Violaine Boutet de Monvel

Art writer & translator | Lecturer & PhD candidate

Back to the Future: From Closed-Circuit Video to Artificial Neural Networks in Media Arts

Paper at the NECS 2022 Conference, Polytechnic University of Bucharest, 25 June 2022, 16.15-18.00.

Ground-breaking at the time of its advent in 1965, closed-circuit video turned the space between the camera and the monitor into a cognitive battlefield for artists and viewers. Whether in the studio or the gallery, such analogue systems were installed to challenge our perception of the self and others notably with the addition of mirrors and time delays throughout the 1970s. By placing sensitive bodies at the core of architectural feedback loops, many video artists thus put notions of power, control and knowledge at the forefront of their perceptual and psychological investigations (Rosalind Kraus, 1976), overall playing with the desire of people to access the machine’s field of vision so that to confront or reconcile their own image played back in real-time.
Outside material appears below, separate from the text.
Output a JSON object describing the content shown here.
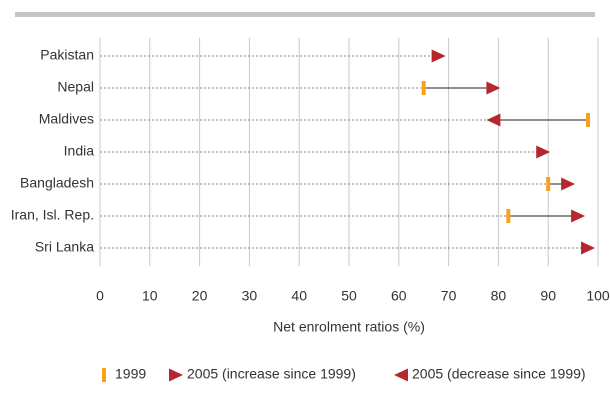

While the blinding developments of artificial intelligence over the last decade have greatly marginalized human perception by arguably reversing our prosthetic relationship to machines (Mark Hansen, 2014), these notions continue to inform media arts today, notably through the use of generative adversarial networks (GANs). As part of an ongoing research that aims to bridge pioneer video art to current machine-learning art through the prism of the medium’s original agency (Ina Blom, 2016), this paper proposes to compare the anticipatory capacities induced by both feedback and feed-forward systems with further examples taken from recent history. Neural networks, like video before them, are anticipation technologies, which open us onto a new epistemic relationship to the world, and whose processes inscribe within the images a prospective history that blurs the border between the future and the past, all the while ‘showing the impossibility of locating a pure present tense’ (Dan Graham, 1990).